Tout cela a été possible grâce au discernement communautaire.
La première chose à faire était d’en parler lors d’une réunion de communauté, pour que chacun puisse être au courant du projet et pour qu’une fois tous d’accord, chacun puisse apporter sa contribution. Notre engagement était de ne pas nous limiter à ouvrir un lieu où pratiquer la charité, mais de faire un choix clair et net en faveur des périphéries. Et l’une des ces périphéries, ce sont les personnes qui vivent dans la rue et dans un contexte social précaire.
C’est ainsi qu’à la mi-septembre est arrivé un camion rempli de sable et que dans les vieux sanitaires de la paroisse ont commencé les travaux de démolition et de restructuration, de façon à pouvoir mettre en place deux douches, deux lavabos et des sanitaires, tout en conservant un espace réservé à la paroisse.
Certes, les “Douches du Sacré Cœur” ne sont ni la première ni l’unique expression de miséricorde de l’archidiocèse de Buenos Aires ni de Bétharram. Mais cette initiative se distingue de deux manières : la première est le fait d’être née du désir d’imiter le geste accompli par le pape François à Rome ; la deuxième tient au fait qu’il ne s’agit pas à proprement parler d’une activité pastorale de l’Église. Autrement dit : les bénévoles, les personnes qui viennent vers nous et celles qui utilisent ce service ne sont pas tous chrétiens.

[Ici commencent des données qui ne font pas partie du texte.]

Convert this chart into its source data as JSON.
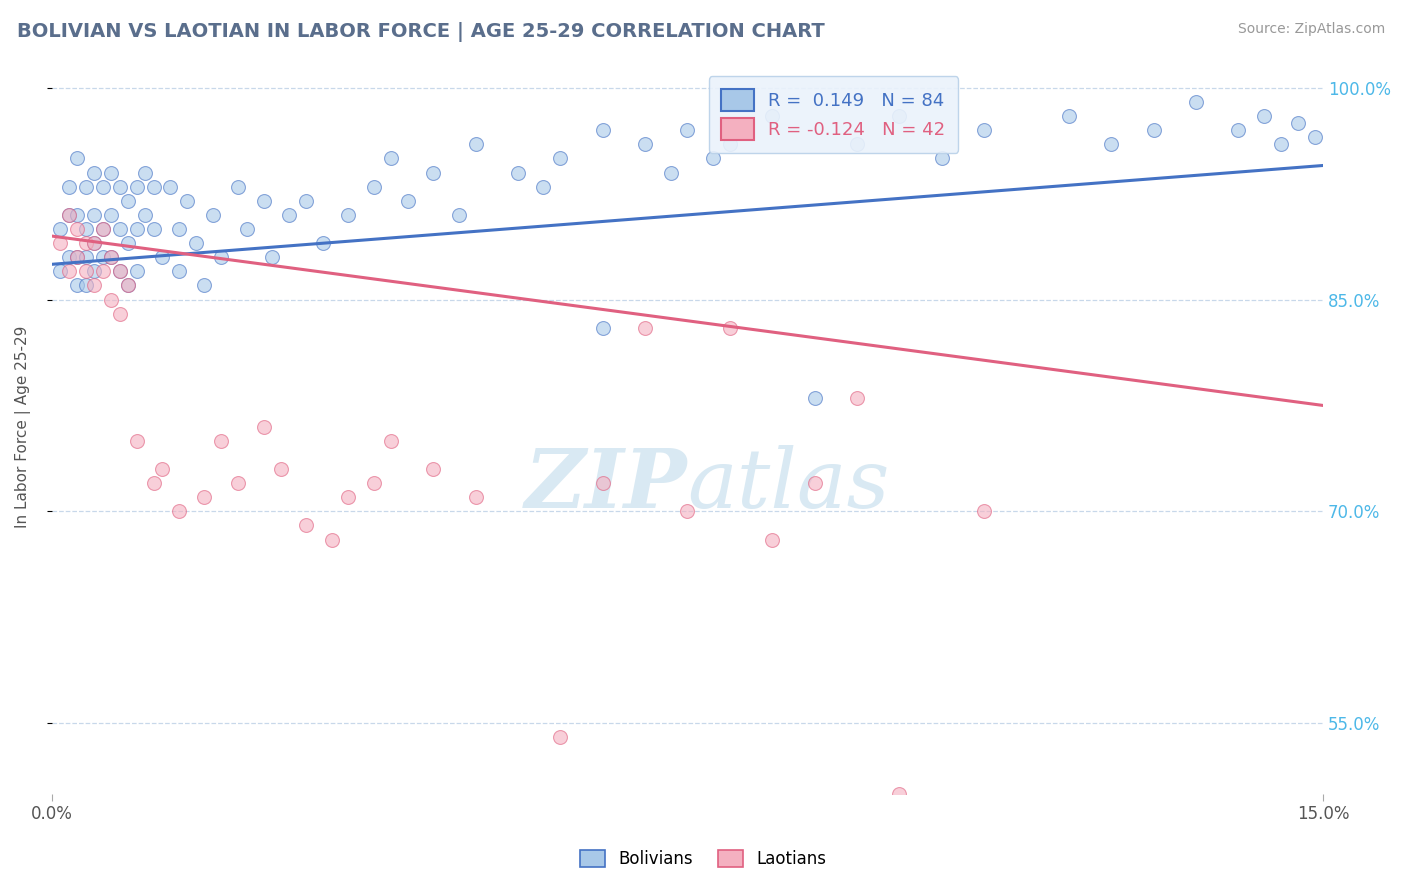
{
  "title": "BOLIVIAN VS LAOTIAN IN LABOR FORCE | AGE 25-29 CORRELATION CHART",
  "source_text": "Source: ZipAtlas.com",
  "ylabel": "In Labor Force | Age 25-29",
  "xlim": [
    0.0,
    0.15
  ],
  "ylim": [
    0.5,
    1.02
  ],
  "yticks": [
    0.55,
    0.7,
    0.85,
    1.0
  ],
  "xticks": [
    0.0,
    0.15
  ],
  "r_blue": 0.149,
  "n_blue": 84,
  "r_pink": -0.124,
  "n_pink": 42,
  "title_color": "#5a6e8c",
  "blue_color": "#a8c8e8",
  "pink_color": "#f4b0c0",
  "line_blue": "#4472c4",
  "line_pink": "#e06080",
  "tick_color": "#4db8e8",
  "watermark_color": "#d0e4f0",
  "blue_scatter": [
    [
      0.001,
      0.9
    ],
    [
      0.001,
      0.87
    ],
    [
      0.002,
      0.93
    ],
    [
      0.002,
      0.91
    ],
    [
      0.002,
      0.88
    ],
    [
      0.003,
      0.95
    ],
    [
      0.003,
      0.91
    ],
    [
      0.003,
      0.88
    ],
    [
      0.003,
      0.86
    ],
    [
      0.004,
      0.93
    ],
    [
      0.004,
      0.9
    ],
    [
      0.004,
      0.88
    ],
    [
      0.004,
      0.86
    ],
    [
      0.005,
      0.94
    ],
    [
      0.005,
      0.91
    ],
    [
      0.005,
      0.89
    ],
    [
      0.005,
      0.87
    ],
    [
      0.006,
      0.93
    ],
    [
      0.006,
      0.9
    ],
    [
      0.006,
      0.88
    ],
    [
      0.007,
      0.94
    ],
    [
      0.007,
      0.91
    ],
    [
      0.007,
      0.88
    ],
    [
      0.008,
      0.93
    ],
    [
      0.008,
      0.9
    ],
    [
      0.008,
      0.87
    ],
    [
      0.009,
      0.92
    ],
    [
      0.009,
      0.89
    ],
    [
      0.009,
      0.86
    ],
    [
      0.01,
      0.93
    ],
    [
      0.01,
      0.9
    ],
    [
      0.01,
      0.87
    ],
    [
      0.011,
      0.94
    ],
    [
      0.011,
      0.91
    ],
    [
      0.012,
      0.93
    ],
    [
      0.012,
      0.9
    ],
    [
      0.013,
      0.88
    ],
    [
      0.014,
      0.93
    ],
    [
      0.015,
      0.9
    ],
    [
      0.015,
      0.87
    ],
    [
      0.016,
      0.92
    ],
    [
      0.017,
      0.89
    ],
    [
      0.018,
      0.86
    ],
    [
      0.019,
      0.91
    ],
    [
      0.02,
      0.88
    ],
    [
      0.022,
      0.93
    ],
    [
      0.023,
      0.9
    ],
    [
      0.025,
      0.92
    ],
    [
      0.026,
      0.88
    ],
    [
      0.028,
      0.91
    ],
    [
      0.03,
      0.92
    ],
    [
      0.032,
      0.89
    ],
    [
      0.035,
      0.91
    ],
    [
      0.038,
      0.93
    ],
    [
      0.04,
      0.95
    ],
    [
      0.042,
      0.92
    ],
    [
      0.045,
      0.94
    ],
    [
      0.048,
      0.91
    ],
    [
      0.05,
      0.96
    ],
    [
      0.055,
      0.94
    ],
    [
      0.058,
      0.93
    ],
    [
      0.06,
      0.95
    ],
    [
      0.065,
      0.97
    ],
    [
      0.065,
      0.83
    ],
    [
      0.07,
      0.96
    ],
    [
      0.073,
      0.94
    ],
    [
      0.075,
      0.97
    ],
    [
      0.078,
      0.95
    ],
    [
      0.08,
      0.96
    ],
    [
      0.085,
      0.98
    ],
    [
      0.09,
      0.78
    ],
    [
      0.095,
      0.96
    ],
    [
      0.1,
      0.98
    ],
    [
      0.105,
      0.95
    ],
    [
      0.11,
      0.97
    ],
    [
      0.12,
      0.98
    ],
    [
      0.125,
      0.96
    ],
    [
      0.13,
      0.97
    ],
    [
      0.135,
      0.99
    ],
    [
      0.14,
      0.97
    ],
    [
      0.143,
      0.98
    ],
    [
      0.145,
      0.96
    ],
    [
      0.147,
      0.975
    ],
    [
      0.149,
      0.965
    ]
  ],
  "pink_scatter": [
    [
      0.001,
      0.89
    ],
    [
      0.002,
      0.91
    ],
    [
      0.002,
      0.87
    ],
    [
      0.003,
      0.9
    ],
    [
      0.003,
      0.88
    ],
    [
      0.004,
      0.89
    ],
    [
      0.004,
      0.87
    ],
    [
      0.005,
      0.89
    ],
    [
      0.005,
      0.86
    ],
    [
      0.006,
      0.9
    ],
    [
      0.006,
      0.87
    ],
    [
      0.007,
      0.88
    ],
    [
      0.007,
      0.85
    ],
    [
      0.008,
      0.87
    ],
    [
      0.008,
      0.84
    ],
    [
      0.009,
      0.86
    ],
    [
      0.01,
      0.75
    ],
    [
      0.012,
      0.72
    ],
    [
      0.013,
      0.73
    ],
    [
      0.015,
      0.7
    ],
    [
      0.018,
      0.71
    ],
    [
      0.02,
      0.75
    ],
    [
      0.022,
      0.72
    ],
    [
      0.025,
      0.76
    ],
    [
      0.027,
      0.73
    ],
    [
      0.03,
      0.69
    ],
    [
      0.033,
      0.68
    ],
    [
      0.035,
      0.71
    ],
    [
      0.038,
      0.72
    ],
    [
      0.04,
      0.75
    ],
    [
      0.045,
      0.73
    ],
    [
      0.05,
      0.71
    ],
    [
      0.06,
      0.54
    ],
    [
      0.065,
      0.72
    ],
    [
      0.07,
      0.83
    ],
    [
      0.075,
      0.7
    ],
    [
      0.08,
      0.83
    ],
    [
      0.085,
      0.68
    ],
    [
      0.09,
      0.72
    ],
    [
      0.095,
      0.78
    ],
    [
      0.1,
      0.5
    ],
    [
      0.11,
      0.7
    ]
  ],
  "background_color": "#ffffff",
  "grid_color": "#c8d8ea",
  "legend_box_facecolor": "#eaf2fb",
  "legend_box_edgecolor": "#b8d0e8"
}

De plus, la construction et la restructuration des salles d’eau ont été réalisées par une entreprise dont le propriétaire est un « frère aîné dans la foi ». Son père et lui sont juifs et ont œuvré gratuitement à la construction de salles d’eau dans une église catholique.
C’est le climat dans lequel nous œuvrons. Nous ne demandons pas de certificats de baptême ou de travail, afin que tout le monde puisse venir. Il suffit d’un cœur qui aime véritablement.
Les travaux ont été achevés fin décembre, période qui, dans l’hémisphère sud, correspond au début des grandes vacances. Les douches ont donc été officiellement bénies et inaugurées le 8 mars 2016. Une semaine plus tard, elles entraient en service pour accueillir des sans-abris en leur offrant l’accès à une salle de bain chauffée, des vêtements propres en bon état, un goûter le mardi après-midi et le petit-déjeuner le samedi matin.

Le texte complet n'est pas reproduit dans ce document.